After being called into action small businesses are becoming punished by the government.
One of the under-reported stories from the year was how President Trump made numerous moves to take down the governmental blockages to businesses for the sake of getting help in dealing with the pandemic. When ventilators were said to be at a crisis-inducing low the President removed some of the federal restrictions that prevented different companies from partnering on the production of the needed equipment. He also made a similar move in regards to the nation’s brewers and distillers.
When the pandemic was initially breaking out across the country two realities were in play for these businesses. There was a steep drop in their commerce, and the country was in need of cleansing products in the name of safety. The producers of alcohol-based products were in a unique position to fill a void quickly, and the administration saw fit to remove the thresholds and blockages preventing them from otherwise producing hand sanitizer.
Distilleries were not licensed and permitted to make a product regarded as a healthcare item, but the executive orders cleared the way for these companies to begin using their alcohol production for sanitizing products. Now those same small businesses which rose to the occasion are being punished. The FDA this week has come out with the announcement – those alcohol producers who helped get sanitizer to healthcare workers and nursing homes are being hit with a sizable bill – a charge of $14,060.

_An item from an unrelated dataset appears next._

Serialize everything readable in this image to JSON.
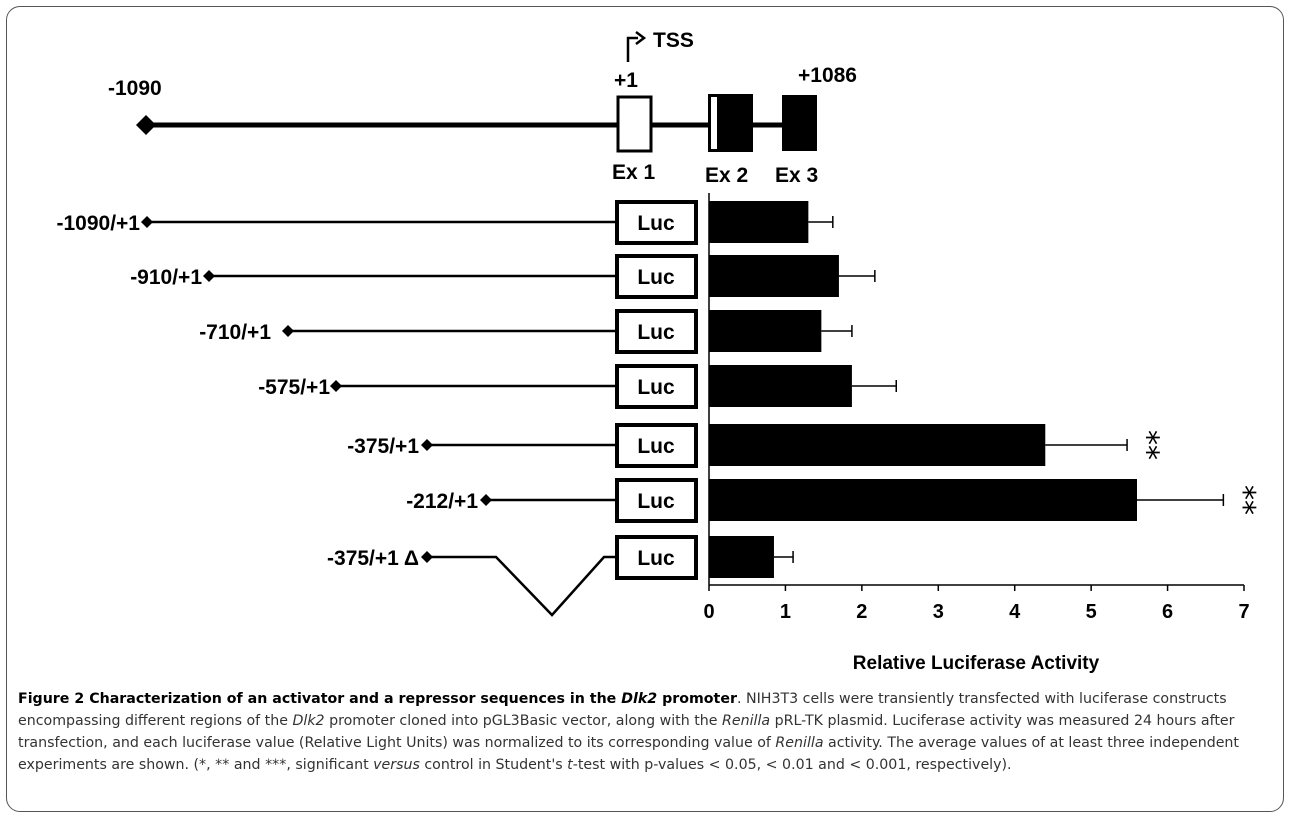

Here is where it gets to the typical bureaucratic infuriation. For these businesses to be cleared to make sanitizer they were classified as OTC monograph facilities. As they were creating what is deemed an over-the-counter non-prescription drug the CARES Act deems that they are to be regulated by the FDA. That new bill was for the regulatory activities enacted by the FDA. It was not a requirement for this production
What the FDA did when it was announced these distillers would make hand cleaners was requiring that they add a step to their production to make the usable alcohol in the sanitizer denatured. This was done to ensure that the alcohol would not be consumed, despite the fact that there was no lack of drinkable alcohol in this nation. So the FDA added a requirement that delayed the release and added cost to the production, and now they are issuing a bill for their effort at adding a problem. Typical governmental asininery.
This matched the other actions from the FDA earlier this year when they delayed the desperately needed masks and other healthcare supplies for routine inspections, despite being understaffed for those same tasks. Now not only are struggling businesses being hit with this surprise expense over a product many of them donated or made the barest of revenue from, but they are told now they need to move quickly on the company designation – if they do not alter their status as a monograph by close of business today they will be on the books as one for 2021, meaning they will have a secondary bill coming due in another year.
This is the kind of stone-headed federal operations that is a daily nightmare. Companies compelled to help society are now charged by the same government, billed for federal activities that made the process longer and more costly. The owners will surely be turning to their normal products now to alleviate the anxiety of seeing their good deeds going punished.